Children’s books, magazines, and even mobile games make great color palette inspiration. Brittni of Paper N Stitch painted an adorable triptych inspired by illustrations from her favorite game. Create your own cohesive set by mixing full images with standalone drawings for visual balance.
Instead of layering multiple colors like the other DIYs, Ashley at Sugar & Cloth blends three similar colors for a soft, ombre look. The subtle shifts in color create a perfect backdrop for you living room.
Mr. Kate is a crazy talented designer who never leaves a room makeover without some original art. Mr. Kate used a paint spatula to break up a photography-heavy gallery wall and pull together the different tones.
I love the contrast between Amy’s peachy, sunset waves and the smaller, black patterns.
Marbling might be the most beginner friendly technique in this roundup because there truly is no way to go wrong. Take a cue from Mr. Kate and pick three to four colors to mix on your canvas for a polished finish.

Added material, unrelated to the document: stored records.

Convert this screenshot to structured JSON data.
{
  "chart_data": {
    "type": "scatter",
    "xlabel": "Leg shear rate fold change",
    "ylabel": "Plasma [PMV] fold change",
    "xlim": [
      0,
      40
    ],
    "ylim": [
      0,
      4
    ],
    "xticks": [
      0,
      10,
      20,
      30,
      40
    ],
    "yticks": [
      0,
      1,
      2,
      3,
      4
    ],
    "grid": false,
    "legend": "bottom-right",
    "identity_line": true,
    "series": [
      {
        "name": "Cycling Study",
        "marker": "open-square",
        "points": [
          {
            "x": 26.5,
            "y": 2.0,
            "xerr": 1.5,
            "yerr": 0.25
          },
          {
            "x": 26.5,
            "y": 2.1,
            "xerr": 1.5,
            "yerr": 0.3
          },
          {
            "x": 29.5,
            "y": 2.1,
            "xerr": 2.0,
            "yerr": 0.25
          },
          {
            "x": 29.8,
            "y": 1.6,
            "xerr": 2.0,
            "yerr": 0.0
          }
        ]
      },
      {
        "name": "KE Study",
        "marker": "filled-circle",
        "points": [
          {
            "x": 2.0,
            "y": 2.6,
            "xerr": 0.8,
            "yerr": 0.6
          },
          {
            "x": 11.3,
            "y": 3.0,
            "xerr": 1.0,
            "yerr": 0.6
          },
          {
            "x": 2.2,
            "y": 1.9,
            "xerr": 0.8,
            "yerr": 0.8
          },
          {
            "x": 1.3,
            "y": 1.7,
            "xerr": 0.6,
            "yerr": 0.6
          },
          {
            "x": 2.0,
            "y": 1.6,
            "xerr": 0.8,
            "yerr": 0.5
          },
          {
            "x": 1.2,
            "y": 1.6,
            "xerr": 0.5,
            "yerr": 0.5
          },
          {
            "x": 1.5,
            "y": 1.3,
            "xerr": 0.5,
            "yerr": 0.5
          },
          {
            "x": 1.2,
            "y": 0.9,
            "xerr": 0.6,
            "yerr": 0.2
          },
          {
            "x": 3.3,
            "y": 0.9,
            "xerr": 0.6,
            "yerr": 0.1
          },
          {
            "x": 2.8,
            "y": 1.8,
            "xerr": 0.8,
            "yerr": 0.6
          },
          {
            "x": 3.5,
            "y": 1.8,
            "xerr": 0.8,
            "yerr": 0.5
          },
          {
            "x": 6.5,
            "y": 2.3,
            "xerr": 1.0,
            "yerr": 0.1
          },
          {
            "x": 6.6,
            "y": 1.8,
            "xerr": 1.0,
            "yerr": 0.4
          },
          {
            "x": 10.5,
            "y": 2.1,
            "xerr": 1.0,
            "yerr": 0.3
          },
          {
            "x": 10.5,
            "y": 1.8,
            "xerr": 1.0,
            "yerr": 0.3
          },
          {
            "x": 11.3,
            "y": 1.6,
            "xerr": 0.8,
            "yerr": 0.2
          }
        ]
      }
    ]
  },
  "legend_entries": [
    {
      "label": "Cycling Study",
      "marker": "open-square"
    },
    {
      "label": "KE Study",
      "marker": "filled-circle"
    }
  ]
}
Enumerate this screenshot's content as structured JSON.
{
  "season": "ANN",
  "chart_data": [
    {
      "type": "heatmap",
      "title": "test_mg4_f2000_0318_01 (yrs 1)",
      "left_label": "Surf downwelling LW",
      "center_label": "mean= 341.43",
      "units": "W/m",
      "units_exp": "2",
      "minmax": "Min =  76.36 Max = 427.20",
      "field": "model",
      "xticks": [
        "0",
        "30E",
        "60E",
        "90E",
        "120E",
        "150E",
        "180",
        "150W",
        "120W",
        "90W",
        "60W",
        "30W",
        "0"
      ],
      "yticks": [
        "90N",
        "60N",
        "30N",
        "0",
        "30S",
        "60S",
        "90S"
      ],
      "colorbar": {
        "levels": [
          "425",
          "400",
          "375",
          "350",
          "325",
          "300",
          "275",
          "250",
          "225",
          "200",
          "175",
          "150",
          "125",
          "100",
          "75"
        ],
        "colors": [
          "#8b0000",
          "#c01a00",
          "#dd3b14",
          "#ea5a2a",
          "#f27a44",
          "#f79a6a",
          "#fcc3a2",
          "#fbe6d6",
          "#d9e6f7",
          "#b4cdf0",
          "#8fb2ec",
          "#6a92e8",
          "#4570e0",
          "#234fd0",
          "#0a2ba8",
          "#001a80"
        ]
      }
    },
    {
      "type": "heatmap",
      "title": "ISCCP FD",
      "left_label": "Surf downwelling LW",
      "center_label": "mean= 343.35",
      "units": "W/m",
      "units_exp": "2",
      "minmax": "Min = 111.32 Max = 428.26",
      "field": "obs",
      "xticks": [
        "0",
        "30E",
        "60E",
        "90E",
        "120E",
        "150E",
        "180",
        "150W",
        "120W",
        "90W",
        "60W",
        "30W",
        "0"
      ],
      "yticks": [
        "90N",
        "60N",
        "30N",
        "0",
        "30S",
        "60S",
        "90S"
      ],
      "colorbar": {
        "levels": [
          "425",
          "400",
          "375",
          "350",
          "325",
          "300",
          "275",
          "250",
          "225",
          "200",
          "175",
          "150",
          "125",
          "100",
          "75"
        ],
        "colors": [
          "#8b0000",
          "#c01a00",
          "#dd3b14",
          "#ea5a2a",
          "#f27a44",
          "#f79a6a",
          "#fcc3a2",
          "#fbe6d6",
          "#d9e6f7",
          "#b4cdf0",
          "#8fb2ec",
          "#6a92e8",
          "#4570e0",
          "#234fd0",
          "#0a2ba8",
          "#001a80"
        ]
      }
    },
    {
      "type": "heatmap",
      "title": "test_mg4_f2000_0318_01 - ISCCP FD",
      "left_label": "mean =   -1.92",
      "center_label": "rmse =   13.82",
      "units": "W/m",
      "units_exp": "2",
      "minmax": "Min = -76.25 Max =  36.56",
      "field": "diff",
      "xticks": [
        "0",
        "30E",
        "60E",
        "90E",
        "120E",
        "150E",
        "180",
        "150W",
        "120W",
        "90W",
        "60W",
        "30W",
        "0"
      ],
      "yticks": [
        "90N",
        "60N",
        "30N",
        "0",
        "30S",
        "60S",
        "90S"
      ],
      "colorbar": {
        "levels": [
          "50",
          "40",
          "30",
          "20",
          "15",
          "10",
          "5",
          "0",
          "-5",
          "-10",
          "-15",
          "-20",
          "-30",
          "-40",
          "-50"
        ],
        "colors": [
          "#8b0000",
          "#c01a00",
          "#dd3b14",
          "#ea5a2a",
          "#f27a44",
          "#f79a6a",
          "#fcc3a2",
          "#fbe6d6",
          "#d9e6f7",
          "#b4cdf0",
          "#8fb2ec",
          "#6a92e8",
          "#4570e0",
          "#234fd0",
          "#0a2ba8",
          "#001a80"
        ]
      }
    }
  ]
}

Can you believe Erin’s brushstroke beauty actually started out as an old IKEA print? It’s looking much cleaner these days with fluid lines. She repurposed a generic canvas by painting over it with something entirely new.
Test out the color-blocking trend on canvas instead of committing a whole room. Tape out simple shapes and experiment with color, like this artwork from A Beautiful Mess.
Stamps and stencils are a beginner painter’s best friends. Use letter stencils for meaningful typography (song lyrics, poem, vows) or stamps like Charlotte to recreate designer patterns.
Embrace all the colors in one abstract masterpiece. Fran at Fall for DIY layered her palette in a crosshatch pattern to add depth and interest.
Abstract art is all well and good, but sometimes you need a classic to balance it out. Mimic an old school oil painting with another throwback: paint by numbers. Amber has a printable for this succulent you can trace onto canvas, or you can use a projector to scale up for a larger piece.